12. m.v. Bolan 1980 18,144

13. m.v. Hyderabad 1980 18,257

14. m.v. Chitral 1980 18,144

15. m.v. Makran 1979 23,490

Total 261,836


* Container vessels



In 1947 Pakistan inherited a fleet of four privately owned cargo ships.

In 1963, the National Shipping Ordinance was promulgated and National Shipping Corporation (NSC) was established which procured its first used ship, m.v. Rupsa in 1965. The national fleet comprised of some 53 vessels which were owned by 10 private shipping companies.

The national fleet strength grew to a record 71 vessels just prior to the separation of East Pakistan and its emergence as Bangladesh in 1971. The fleet strength declined to 57 vessels after the separation.

In 1974, nine private shipping companies, which had a total of 26 ships, were nationalized. The national fleet strength increased to 51 vessels including 26 with the nine nationalized companies plus 25 ships with the state-owned NSC.
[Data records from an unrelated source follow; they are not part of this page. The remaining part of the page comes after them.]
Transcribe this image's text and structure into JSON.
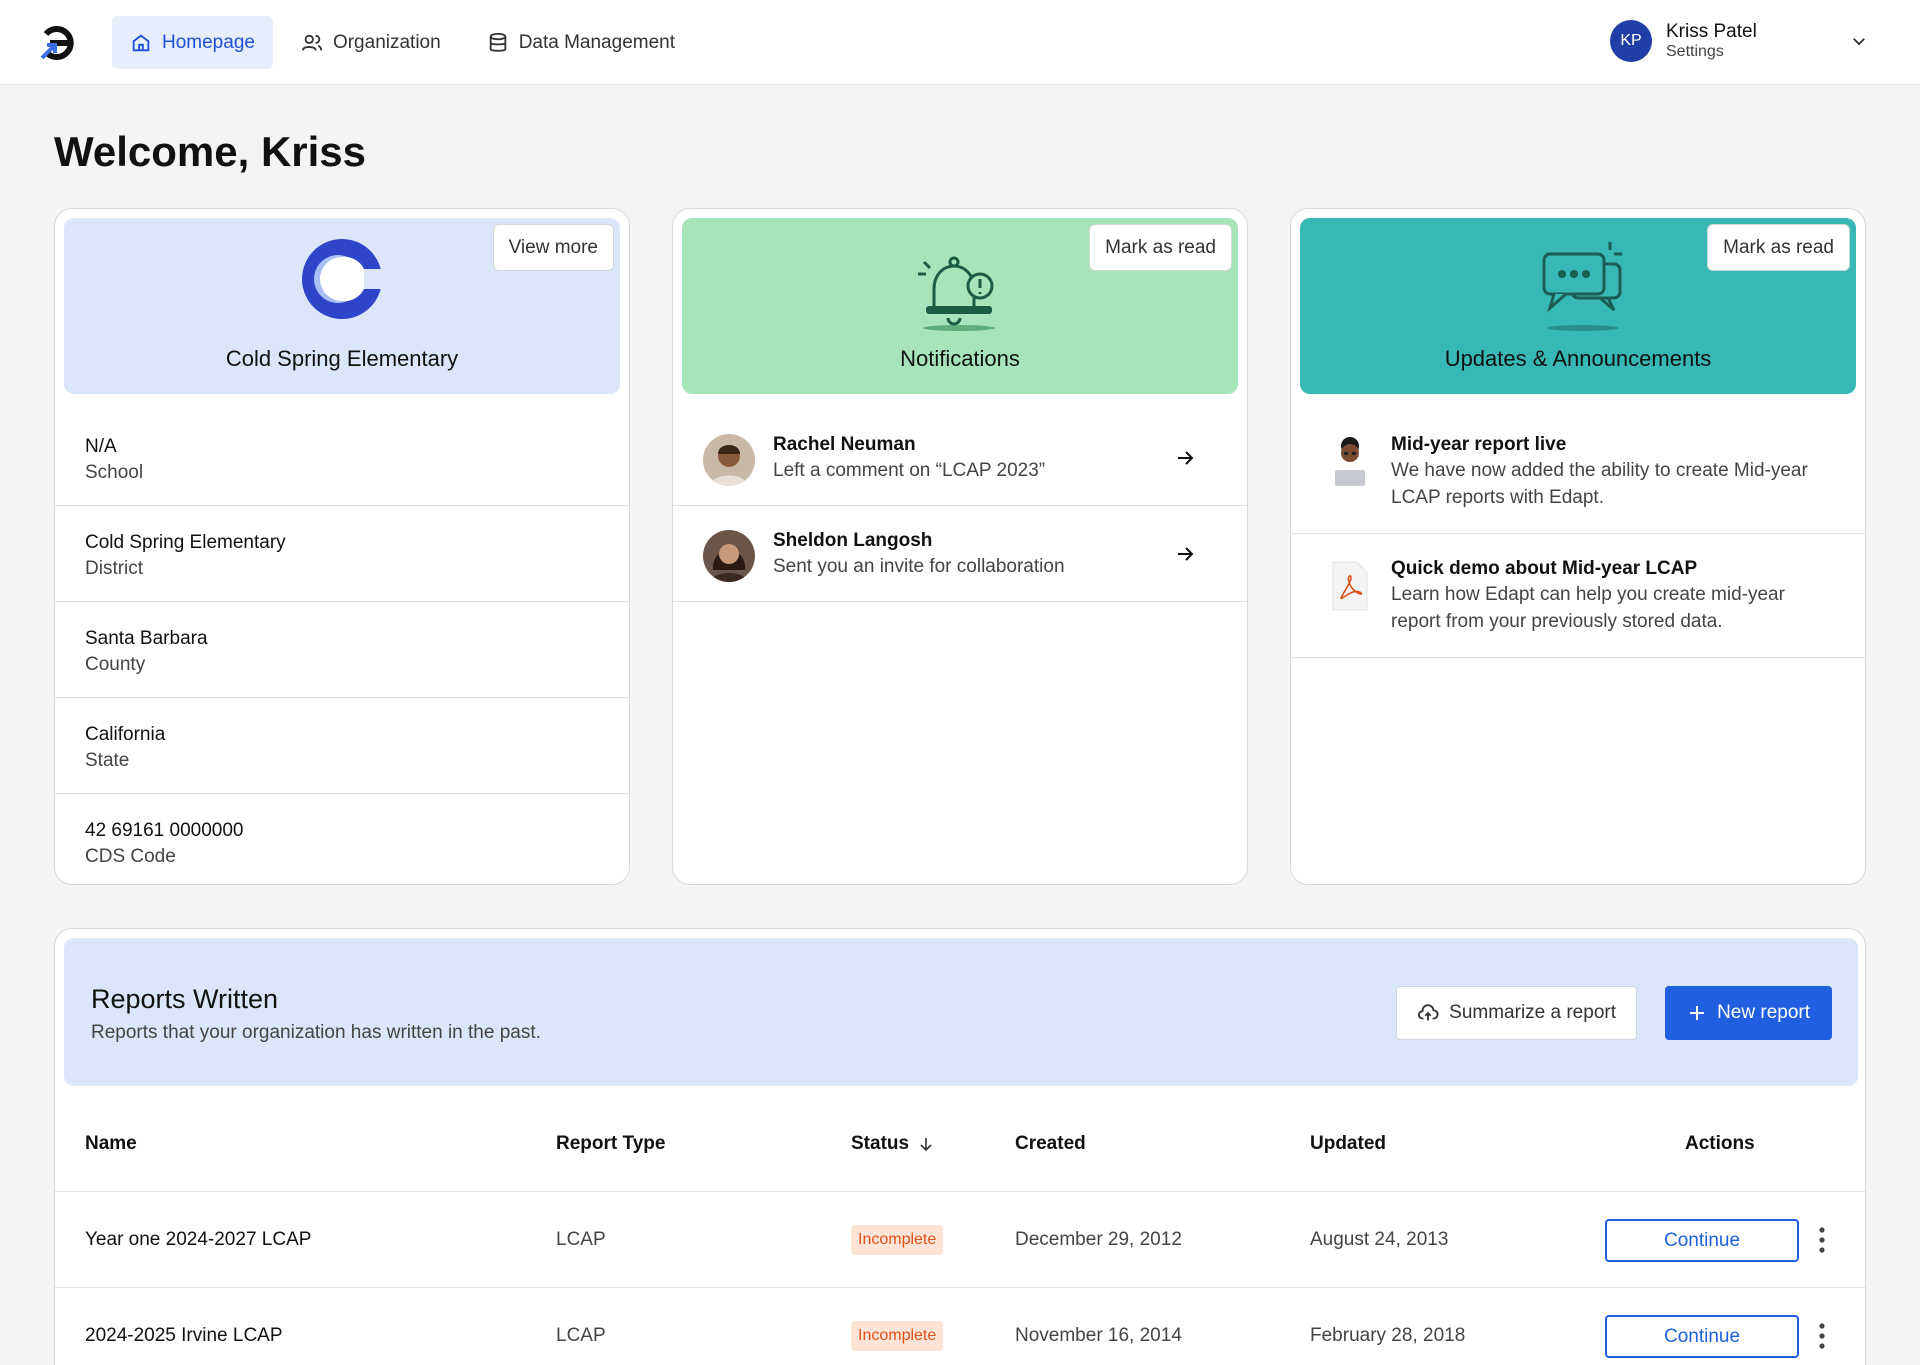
{
  "nav": {
    "logo_icon": "brand-logo-icon",
    "items": [
      {
        "label": "Homepage",
        "icon": "home-icon",
        "active": true
      },
      {
        "label": "Organization",
        "icon": "users-icon",
        "active": false
      },
      {
        "label": "Data Management",
        "icon": "database-icon",
        "active": false
      }
    ],
    "user": {
      "initials": "KP",
      "name": "Kriss Patel",
      "subtitle": "Settings"
    }
  },
  "welcome": "Welcome, Kriss",
  "school_card": {
    "title": "Cold Spring Elementary",
    "button": "View more",
    "rows": [
      {
        "value": "N/A",
        "label": "School"
      },
      {
        "value": "Cold Spring Elementary",
        "label": "District"
      },
      {
        "value": "Santa Barbara",
        "label": "County"
      },
      {
        "value": "California",
        "label": "State"
      },
      {
        "value": "42 69161 0000000",
        "label": "CDS Code"
      }
    ]
  },
  "notifications": {
    "title": "Notifications",
    "button": "Mark as read",
    "items": [
      {
        "name": "Rachel Neuman",
        "text": "Left a comment on “LCAP 2023”"
      },
      {
        "name": "Sheldon Langosh",
        "text": "Sent you an invite for collaboration"
      }
    ]
  },
  "updates": {
    "title": "Updates & Announcements",
    "button": "Mark as read",
    "items": [
      {
        "title": "Mid-year report live",
        "body": "We have now added the ability to create Mid-year LCAP reports with Edapt."
      },
      {
        "title": "Quick demo about Mid-year LCAP",
        "body": "Learn how Edapt can help you create mid-year report from your previously stored data."
      }
    ]
  },
  "reports": {
    "title": "Reports Written",
    "subtitle": "Reports that your organization has written in the past.",
    "summarize_label": "Summarize a report",
    "new_label": "New report",
    "columns": [
      "Name",
      "Report Type",
      "Status",
      "Created",
      "Updated",
      "Actions"
    ],
    "rows": [
      {
        "name": "Year one 2024-2027 LCAP",
        "type": "LCAP",
        "status": "Incomplete",
        "created": "December 29, 2012",
        "updated": "August 24, 2013",
        "action": "Continue"
      },
      {
        "name": "2024-2025 Irvine LCAP",
        "type": "LCAP",
        "status": "Incomplete",
        "created": "November 16, 2014",
        "updated": "February 28, 2018",
        "action": "Continue"
      }
    ]
  },
  "colors": {
    "primary": "#1f5fe0",
    "school_head": "#dbe6fa",
    "notif_head": "#a8e4b9",
    "updates_head": "#38b8b4",
    "badge_bg": "#fde4d6",
    "badge_text": "#e0521a"
  }
}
In 1977, 14 ships were inducted in the PSC during the Fifth Five-Year Plan. Two years later, NSC and PSC were merged to form the Pakistan National Shipping Corporation (PNSC) which still remains the sole state-owned shipping corporation. The total fleet strength increased to 60 ships with the induction of 14 vessels in late 1970s and early 1980s.
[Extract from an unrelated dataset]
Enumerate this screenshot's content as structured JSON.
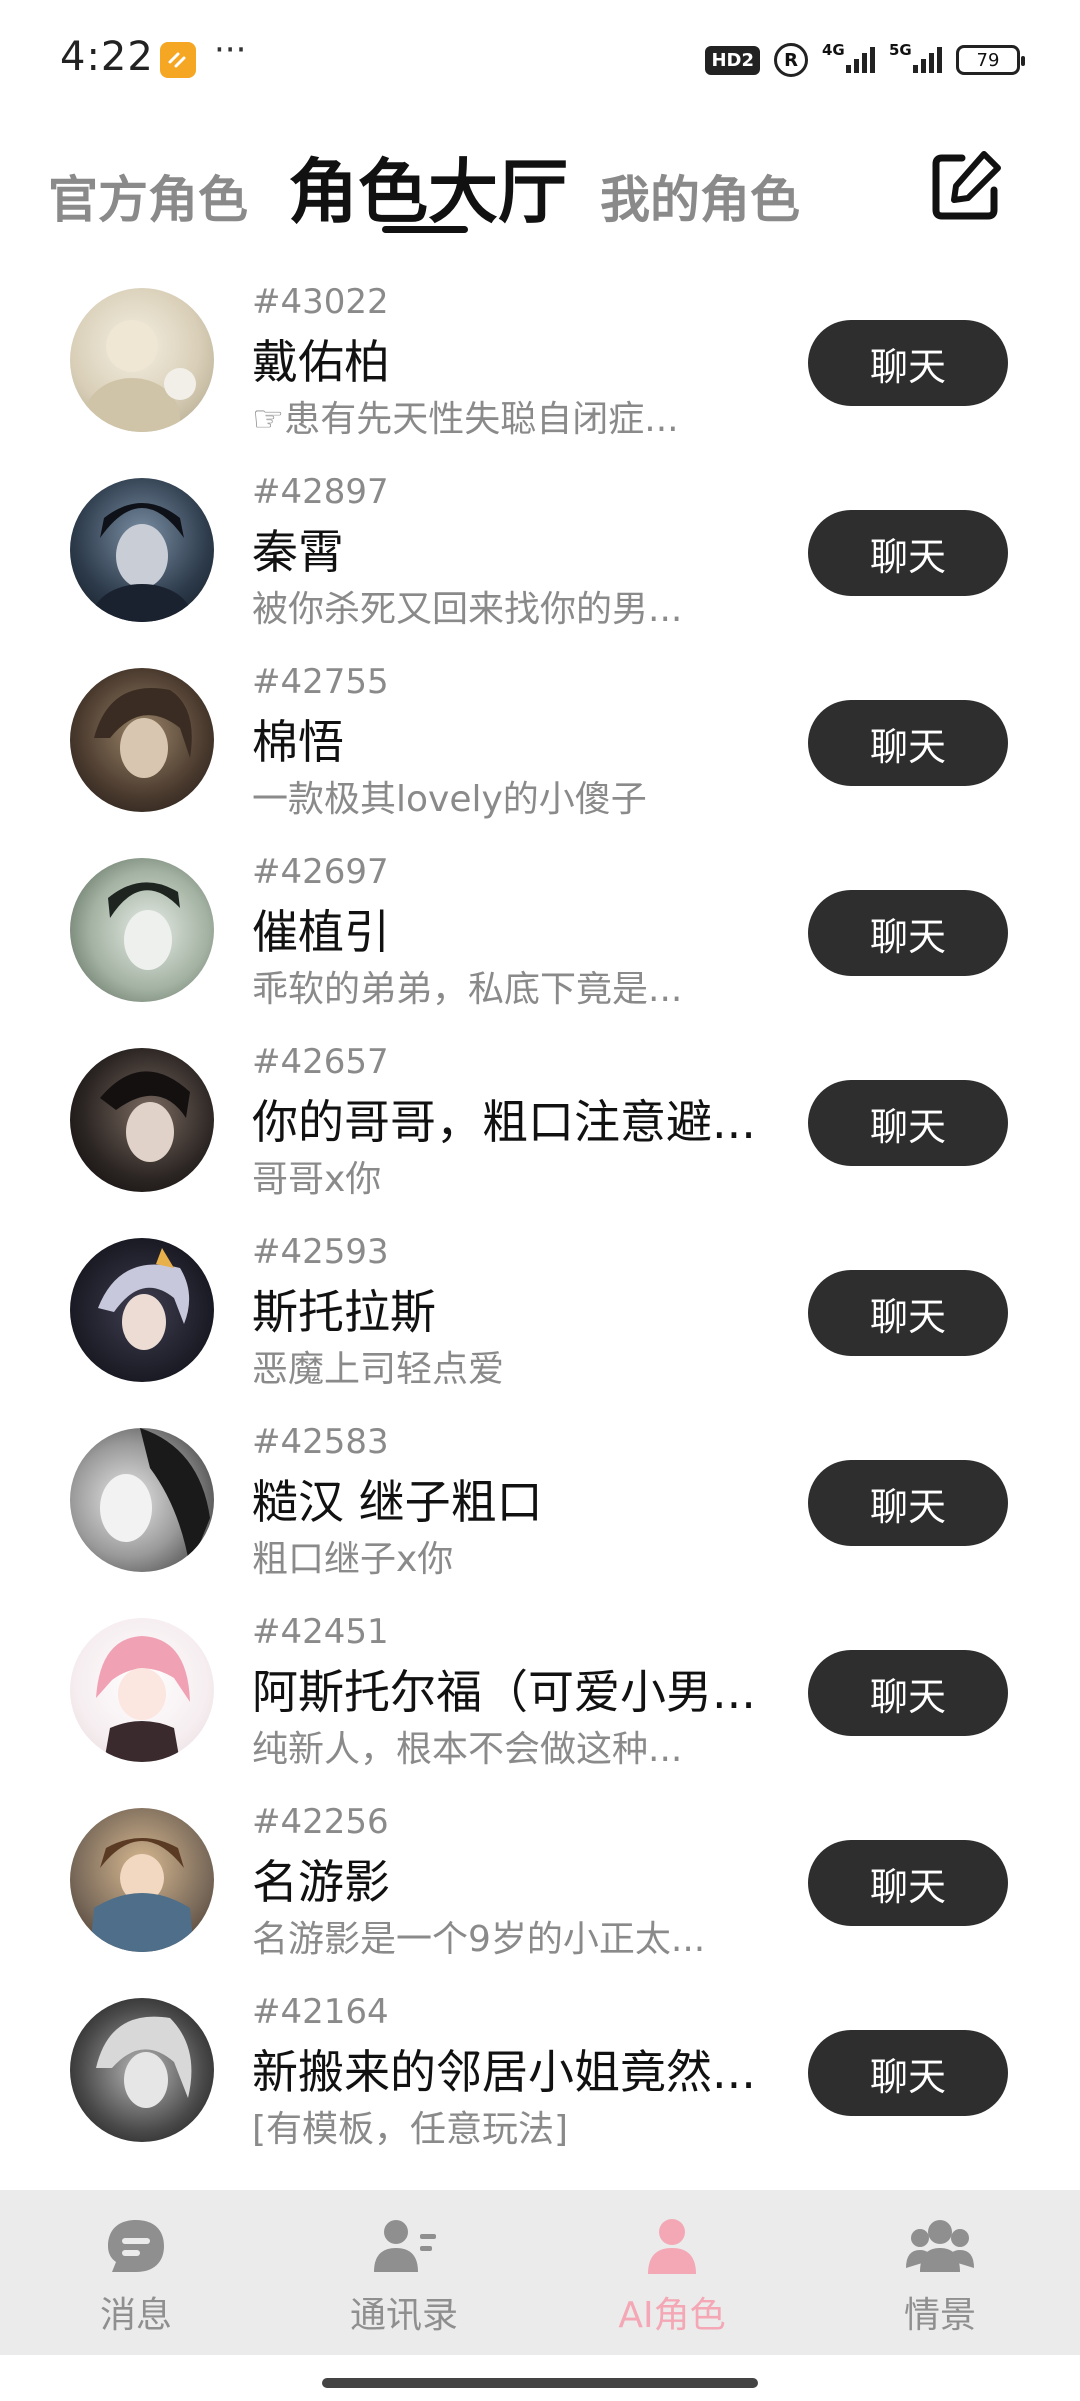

Today, PNSC’s entire fleet comprises 15 ships— 12 break-bulk vessels and three used container vessels purchased in 1996. Pakistan Tanker Company, a subsidiary of PNSC also has a single tanker for crude oil imports.

PNSC enjoyed a complete monopoly till early 1990s when the shipping sector was deregulated by the then Nawaz Sharif government.
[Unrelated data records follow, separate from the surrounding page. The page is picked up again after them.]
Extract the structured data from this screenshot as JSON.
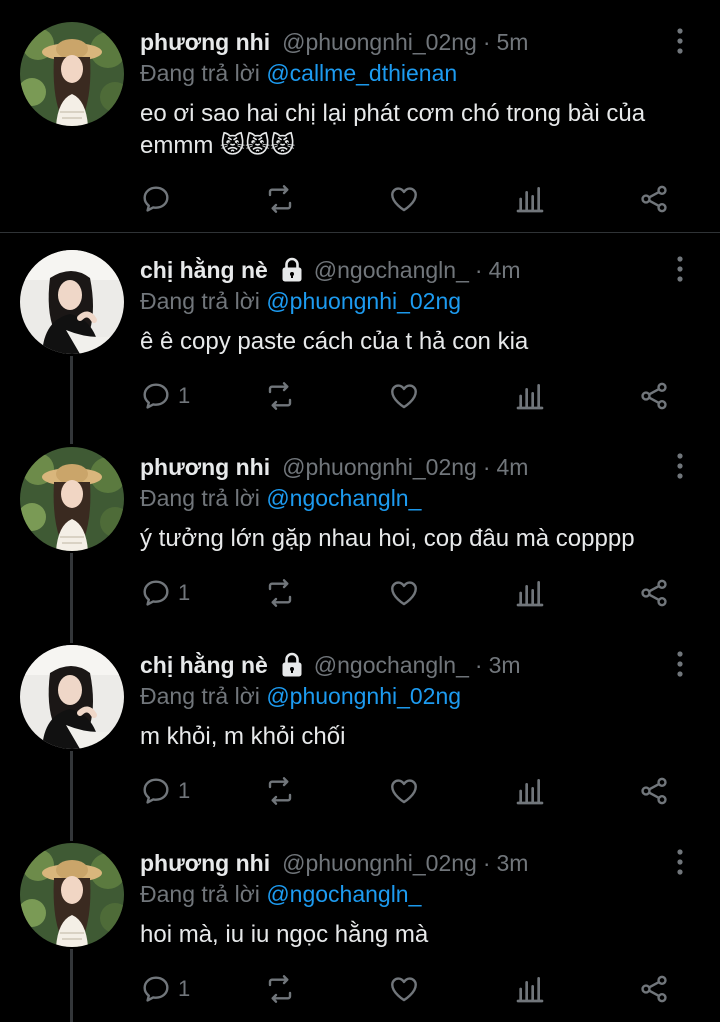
{
  "tweets": [
    {
      "name": "phương nhi",
      "locked": false,
      "handle": "@phuongnhi_02ng",
      "time": "5m",
      "reply_prefix": "Đang trả lời",
      "reply_to": "@callme_dthienan",
      "text_line1": "eo ơi sao hai chị lại phát cơm chó trong bài của",
      "text_line2": "emmm 😾😾😾",
      "reply_count": ""
    },
    {
      "name": "chị hằng nè",
      "locked": true,
      "handle": "@ngochangln_",
      "time": "4m",
      "reply_prefix": "Đang trả lời",
      "reply_to": "@phuongnhi_02ng",
      "text_line1": "ê ê copy paste cách của t hả con kia",
      "text_line2": "",
      "reply_count": "1"
    },
    {
      "name": "phương nhi",
      "locked": false,
      "handle": "@phuongnhi_02ng",
      "time": "4m",
      "reply_prefix": "Đang trả lời",
      "reply_to": "@ngochangln_",
      "text_line1": "ý tưởng lớn gặp nhau hoi, cop đâu mà copppp",
      "text_line2": "",
      "reply_count": "1"
    },
    {
      "name": "chị hằng nè",
      "locked": true,
      "handle": "@ngochangln_",
      "time": "3m",
      "reply_prefix": "Đang trả lời",
      "reply_to": "@phuongnhi_02ng",
      "text_line1": "m khỏi, m khỏi chối",
      "text_line2": "",
      "reply_count": "1"
    },
    {
      "name": "phương nhi",
      "locked": false,
      "handle": "@phuongnhi_02ng",
      "time": "3m",
      "reply_prefix": "Đang trả lời",
      "reply_to": "@ngochangln_",
      "text_line1": "hoi mà, iu iu ngọc hằng mà",
      "text_line2": "",
      "reply_count": "1"
    }
  ],
  "icons": {
    "reply": "reply-bubble-icon",
    "retweet": "retweet-icon",
    "like": "heart-icon",
    "stats": "bar-chart-icon",
    "share": "share-icon",
    "more": "more-vertical-icon",
    "lock": "lock-icon"
  },
  "colors": {
    "background": "#000000",
    "text": "#e7e9ea",
    "muted": "#71767b",
    "mention": "#1d9bf0"
  }
}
Even the opening of the shipping sector to the private sector has failed to achieve the desired results of helping induct more tonnage as Tristar Shipping which started operations in 1992 went out business last year. Tristar owned cargo ships the combined capacity of which added up to 310,000 DWT.

The chief executive and one of the directors of Tristar, Masood Tariq Baghpatee and Mansoor Khalid Baghpatee were arrested in July last year on charge of defrauding the Allied Bank of Pakistan of $ 10.85 million as they did not pay back loans totalling Rs 440 million for the purchase of five vessels in 1994-95.

PNSC’s aging fleet is carrying just about 5 per cent of the national seaborne cargo while the rest is shared by the foreign shippers which cost the country over $ 1.8 billion annually. While the freight rates have remained constant over the last few years, not withholding the present low globally, the successive devaluation of Pakistani currency nevertheless has put a tremendous strain on the national economy to cater to its seaborne trade needs., which makes it a second top expenditure after Defence.